Although short, at just 0.6 miles (loop), the Cave Spring Trail
is a varied hike, passing a spring, some well preserved pictographs and a late 19th century cowboy camp complete with many original artifacts, all located in alcoves below the overhanging cliffs of a low mesa. The path later climbs to the top via a pair of wooden ladders and crosses a minor summit that affords an uninterrupted, 360 degree panorama of the Needles District
, before returning via a short ravine.
Both the pictographs and the camp are here because of the spring, a small but semi-permanent water source. The rock art is from the Fremont Culture, around 1000 AD, while the camp is believed to have been established in 1890s in the early days of the Indian Creek Cattle Company, which is still in operation though their lands are now owned by the Nature Conservancy. The camp was used until the 1960s, up to the creation of the national park.
The Cave Spring Trail is overlooked by many Needles visitors, since it is not signposted from the main road, reached instead via a (paved) side road, which amongst other places accesses the ranger residential area, and then a one mile gravel track. Another, gated track forks south just before the trailhead, following Salt Creek for several miles; a permit is required for entry.

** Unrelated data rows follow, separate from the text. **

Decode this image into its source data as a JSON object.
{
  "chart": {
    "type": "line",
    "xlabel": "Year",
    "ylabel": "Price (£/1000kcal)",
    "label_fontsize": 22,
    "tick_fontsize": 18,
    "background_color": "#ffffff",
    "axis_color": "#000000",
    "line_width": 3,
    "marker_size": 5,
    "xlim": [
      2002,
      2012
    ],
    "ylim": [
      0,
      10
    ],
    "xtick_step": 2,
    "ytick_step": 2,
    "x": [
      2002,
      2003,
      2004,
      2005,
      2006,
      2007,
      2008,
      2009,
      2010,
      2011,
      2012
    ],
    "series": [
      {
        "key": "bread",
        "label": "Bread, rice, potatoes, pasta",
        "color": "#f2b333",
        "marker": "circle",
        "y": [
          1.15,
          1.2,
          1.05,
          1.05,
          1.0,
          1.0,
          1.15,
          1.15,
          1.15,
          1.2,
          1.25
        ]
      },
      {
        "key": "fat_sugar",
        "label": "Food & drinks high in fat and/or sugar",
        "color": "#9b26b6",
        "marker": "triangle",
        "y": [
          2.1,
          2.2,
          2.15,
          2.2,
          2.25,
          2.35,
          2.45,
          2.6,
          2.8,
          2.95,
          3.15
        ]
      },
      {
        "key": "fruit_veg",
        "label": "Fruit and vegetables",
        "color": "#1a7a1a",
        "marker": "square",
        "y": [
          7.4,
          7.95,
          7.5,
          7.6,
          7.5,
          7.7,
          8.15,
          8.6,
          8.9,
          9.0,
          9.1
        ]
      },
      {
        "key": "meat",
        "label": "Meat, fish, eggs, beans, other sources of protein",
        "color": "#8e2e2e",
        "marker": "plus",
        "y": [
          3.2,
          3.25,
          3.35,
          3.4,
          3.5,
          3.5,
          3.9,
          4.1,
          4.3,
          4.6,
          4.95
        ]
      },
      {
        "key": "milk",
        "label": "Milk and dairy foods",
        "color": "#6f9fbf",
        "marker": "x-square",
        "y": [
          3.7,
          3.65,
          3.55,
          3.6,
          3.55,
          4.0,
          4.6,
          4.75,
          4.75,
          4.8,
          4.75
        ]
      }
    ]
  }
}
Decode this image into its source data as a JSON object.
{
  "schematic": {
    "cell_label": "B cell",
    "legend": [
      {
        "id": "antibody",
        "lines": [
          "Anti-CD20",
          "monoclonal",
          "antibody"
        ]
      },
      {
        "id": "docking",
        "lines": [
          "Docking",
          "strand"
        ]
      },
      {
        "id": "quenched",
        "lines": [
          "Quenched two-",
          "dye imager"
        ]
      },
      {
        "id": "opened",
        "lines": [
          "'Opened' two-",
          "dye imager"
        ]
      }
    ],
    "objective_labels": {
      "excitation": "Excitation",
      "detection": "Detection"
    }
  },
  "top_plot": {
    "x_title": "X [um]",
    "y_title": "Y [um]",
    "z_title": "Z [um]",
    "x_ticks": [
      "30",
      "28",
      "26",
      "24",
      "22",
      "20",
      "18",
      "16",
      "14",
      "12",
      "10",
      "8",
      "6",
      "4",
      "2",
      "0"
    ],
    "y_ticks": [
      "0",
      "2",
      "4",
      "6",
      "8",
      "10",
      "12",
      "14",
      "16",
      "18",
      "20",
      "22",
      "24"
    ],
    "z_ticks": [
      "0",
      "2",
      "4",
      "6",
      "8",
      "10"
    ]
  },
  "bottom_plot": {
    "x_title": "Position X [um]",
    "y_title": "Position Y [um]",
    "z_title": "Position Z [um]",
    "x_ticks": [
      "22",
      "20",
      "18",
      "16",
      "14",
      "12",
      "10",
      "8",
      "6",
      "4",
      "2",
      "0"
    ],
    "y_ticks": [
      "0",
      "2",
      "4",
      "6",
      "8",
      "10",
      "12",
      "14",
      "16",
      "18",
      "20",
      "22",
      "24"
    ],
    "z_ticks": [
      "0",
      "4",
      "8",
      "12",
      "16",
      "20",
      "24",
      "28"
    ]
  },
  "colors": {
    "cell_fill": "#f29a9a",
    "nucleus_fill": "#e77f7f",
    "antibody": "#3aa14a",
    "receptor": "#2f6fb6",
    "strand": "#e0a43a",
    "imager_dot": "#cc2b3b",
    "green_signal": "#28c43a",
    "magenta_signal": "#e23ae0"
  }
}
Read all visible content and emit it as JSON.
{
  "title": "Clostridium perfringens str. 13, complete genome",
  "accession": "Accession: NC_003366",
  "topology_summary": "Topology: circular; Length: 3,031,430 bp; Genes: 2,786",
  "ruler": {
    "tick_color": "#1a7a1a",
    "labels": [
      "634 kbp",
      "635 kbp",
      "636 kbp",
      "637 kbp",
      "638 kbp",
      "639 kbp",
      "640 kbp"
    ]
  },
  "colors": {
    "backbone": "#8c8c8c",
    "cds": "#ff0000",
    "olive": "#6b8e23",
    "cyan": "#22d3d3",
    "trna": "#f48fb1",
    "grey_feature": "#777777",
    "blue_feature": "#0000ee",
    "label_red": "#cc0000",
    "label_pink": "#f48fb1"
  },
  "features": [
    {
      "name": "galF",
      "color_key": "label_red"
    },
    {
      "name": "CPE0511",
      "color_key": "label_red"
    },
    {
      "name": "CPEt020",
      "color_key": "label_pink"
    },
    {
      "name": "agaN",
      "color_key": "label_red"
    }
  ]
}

The 0.6 mile loop is generally easy and is marked by notices describing the history of this location, and also identifying some of the plants, which include skunkbush, rabbitbrush, four-wing saltbush, sagebrush, gambel oak and hackberry, most of which look rather similar when not in flower. Clockwise is the suggested direction, and the trail first passes the cowboy camp, situated in a big, southeast-facing alcove, containing various wood, metal and leather relics, loosely protected by a low fence. Just beyond, round a corner, is an old wooden chest, followed by the spring, in another alcove, the walls of which are adorned with a small number of red pictographs and around 40 handprints, in red, orange and gold, well-preserved on account of the overhanging rocks, never being subjected to sun or rainfall. The path then ascends a two-stage cliff via one long and one short ladder, and crosses white/red slickrock on top of the mesa, the route marked by cairns. It turns briefly north then back south, descending into a ravine, later running along an extended overhang and through a patch of bushes, back to the parking area.